The Nigeria Customs Service (NCS) has intensified its nationwide sensitisation campaign ahead of the July 1, 2026 implementation of the Green Tax Surcharge and related fiscal adjustments, aimed at promoting environmental sustainability and encouraging the importation of cleaner vehicles.

The awareness campaign, held on Friday July 26th, 2026 at the Apapa Area Command, brought together Customs officers, licensed customs agents, freight forwarders, importers and other key stakeholders under the theme: “Implementation of the Green Tax Surcharge and Related Fiscal Adjustments.”

Representing the Comptroller-General of Customs, Adewale Adeniyi, the Zonal Coordinator, Zone A, Mohammed Babadende, said the exercise was designed to ensure stakeholders fully understand the policy before its implementation.

“This sensitisation is designed to ensure that every stakeholder clearly understands the policy before implementation. Our objective is to eliminate uncertainty, promote voluntary compliance and guarantee uniform application of the Green Tax Surcharge across all commands,” Babadende stated.

Delivering a technical presentation, the Comptroller in charge of Tariff, System Audit and Coordination, Murtala Muazu, explained that the Green Tax Surcharge is different from conventional fiscal measures and would therefore require a separate assessment process.

He disclosed that the Service has simplified implementation through the HS Code declaration platform to facilitate seamless compliance by importers and clearing agents.

Muazu also revealed that the Federal Government has reduced import levies on vehicles from 20 per cent to 10 per cent, while import duty on used vehicles has been slashed from 15 per cent to five per cent to cushion the impact of the new environmental surcharge.

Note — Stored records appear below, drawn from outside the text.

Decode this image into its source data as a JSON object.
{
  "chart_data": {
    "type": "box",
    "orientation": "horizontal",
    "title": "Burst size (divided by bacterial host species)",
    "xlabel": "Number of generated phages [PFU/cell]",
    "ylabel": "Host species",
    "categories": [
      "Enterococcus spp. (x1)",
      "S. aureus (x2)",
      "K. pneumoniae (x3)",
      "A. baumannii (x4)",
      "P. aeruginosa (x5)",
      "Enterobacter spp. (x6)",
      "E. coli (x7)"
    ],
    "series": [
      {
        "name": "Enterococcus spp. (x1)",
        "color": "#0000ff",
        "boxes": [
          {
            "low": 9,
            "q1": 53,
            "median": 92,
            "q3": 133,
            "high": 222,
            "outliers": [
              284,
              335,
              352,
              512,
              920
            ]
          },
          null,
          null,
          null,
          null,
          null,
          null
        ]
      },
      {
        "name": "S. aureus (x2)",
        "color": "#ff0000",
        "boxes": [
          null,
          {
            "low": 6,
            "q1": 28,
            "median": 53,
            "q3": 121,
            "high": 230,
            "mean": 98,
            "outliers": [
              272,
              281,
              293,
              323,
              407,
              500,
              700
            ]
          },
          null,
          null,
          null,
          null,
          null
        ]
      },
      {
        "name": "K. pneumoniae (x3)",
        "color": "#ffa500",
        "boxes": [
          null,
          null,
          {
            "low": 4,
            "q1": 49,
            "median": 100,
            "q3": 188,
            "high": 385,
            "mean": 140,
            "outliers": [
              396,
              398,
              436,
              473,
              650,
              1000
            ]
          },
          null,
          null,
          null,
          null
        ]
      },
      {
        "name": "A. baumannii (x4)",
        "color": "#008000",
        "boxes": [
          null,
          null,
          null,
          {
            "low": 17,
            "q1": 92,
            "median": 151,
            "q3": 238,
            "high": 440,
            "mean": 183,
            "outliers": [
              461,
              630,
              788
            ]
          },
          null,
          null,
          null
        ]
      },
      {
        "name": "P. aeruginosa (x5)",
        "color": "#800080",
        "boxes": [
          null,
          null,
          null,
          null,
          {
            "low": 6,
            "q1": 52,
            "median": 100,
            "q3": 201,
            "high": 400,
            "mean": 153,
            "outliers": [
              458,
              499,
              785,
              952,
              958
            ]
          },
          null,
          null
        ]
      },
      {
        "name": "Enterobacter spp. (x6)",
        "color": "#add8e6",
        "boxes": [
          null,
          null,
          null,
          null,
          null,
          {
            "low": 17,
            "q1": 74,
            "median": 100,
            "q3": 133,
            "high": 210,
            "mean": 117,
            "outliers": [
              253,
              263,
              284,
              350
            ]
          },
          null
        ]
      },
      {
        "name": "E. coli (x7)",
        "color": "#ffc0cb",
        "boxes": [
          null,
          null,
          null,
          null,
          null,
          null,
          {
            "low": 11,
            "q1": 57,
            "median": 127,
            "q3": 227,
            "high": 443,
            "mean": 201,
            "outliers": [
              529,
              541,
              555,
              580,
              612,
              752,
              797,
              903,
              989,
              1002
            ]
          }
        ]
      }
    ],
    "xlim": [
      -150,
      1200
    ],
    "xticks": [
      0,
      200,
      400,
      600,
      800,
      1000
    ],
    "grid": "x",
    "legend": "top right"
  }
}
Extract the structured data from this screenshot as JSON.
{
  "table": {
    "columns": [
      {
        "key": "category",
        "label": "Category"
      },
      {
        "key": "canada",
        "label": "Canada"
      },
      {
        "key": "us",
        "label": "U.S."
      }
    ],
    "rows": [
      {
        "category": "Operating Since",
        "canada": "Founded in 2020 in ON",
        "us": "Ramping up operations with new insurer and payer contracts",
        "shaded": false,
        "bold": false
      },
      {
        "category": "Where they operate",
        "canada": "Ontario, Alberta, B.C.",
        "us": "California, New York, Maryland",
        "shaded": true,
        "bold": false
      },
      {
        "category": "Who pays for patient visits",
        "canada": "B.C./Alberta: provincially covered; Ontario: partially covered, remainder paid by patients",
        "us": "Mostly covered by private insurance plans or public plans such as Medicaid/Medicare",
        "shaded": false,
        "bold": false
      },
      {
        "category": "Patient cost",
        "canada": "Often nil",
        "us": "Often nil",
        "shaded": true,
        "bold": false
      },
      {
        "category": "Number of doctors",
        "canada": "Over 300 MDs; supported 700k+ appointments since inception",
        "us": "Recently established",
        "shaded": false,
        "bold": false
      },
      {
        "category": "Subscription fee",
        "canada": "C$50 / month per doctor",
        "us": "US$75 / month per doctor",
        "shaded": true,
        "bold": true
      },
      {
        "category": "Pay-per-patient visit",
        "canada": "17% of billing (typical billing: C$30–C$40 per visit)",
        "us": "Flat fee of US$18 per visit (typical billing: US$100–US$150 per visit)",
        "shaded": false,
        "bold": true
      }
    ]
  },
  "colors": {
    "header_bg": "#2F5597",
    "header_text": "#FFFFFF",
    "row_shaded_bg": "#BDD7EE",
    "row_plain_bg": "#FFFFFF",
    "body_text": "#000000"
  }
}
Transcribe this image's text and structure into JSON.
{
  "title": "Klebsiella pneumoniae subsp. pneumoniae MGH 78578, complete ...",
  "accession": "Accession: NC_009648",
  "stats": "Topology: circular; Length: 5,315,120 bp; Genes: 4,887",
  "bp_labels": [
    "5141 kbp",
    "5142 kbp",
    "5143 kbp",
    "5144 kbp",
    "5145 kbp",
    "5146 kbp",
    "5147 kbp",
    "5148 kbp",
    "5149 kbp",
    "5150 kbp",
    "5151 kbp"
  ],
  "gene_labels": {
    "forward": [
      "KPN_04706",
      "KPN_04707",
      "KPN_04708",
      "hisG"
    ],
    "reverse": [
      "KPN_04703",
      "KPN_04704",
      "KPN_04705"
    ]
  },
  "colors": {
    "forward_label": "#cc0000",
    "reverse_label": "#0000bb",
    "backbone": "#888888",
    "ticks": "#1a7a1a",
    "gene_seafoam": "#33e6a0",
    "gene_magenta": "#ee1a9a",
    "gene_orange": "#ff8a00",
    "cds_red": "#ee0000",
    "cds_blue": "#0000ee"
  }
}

Area Controllers who participated in the sensitisation urged importers, licensed customs agents and the trading public to embrace the initiative, stressing that the reduction in import levies would lower the cost of doing business, promote legitimate trade and ultimately reduce transportation costs.

Stakeholders welcomed the policy but called for sustained public enlightenment to deepen understanding and ensure seamless compliance ahead of the July 1 commencement date.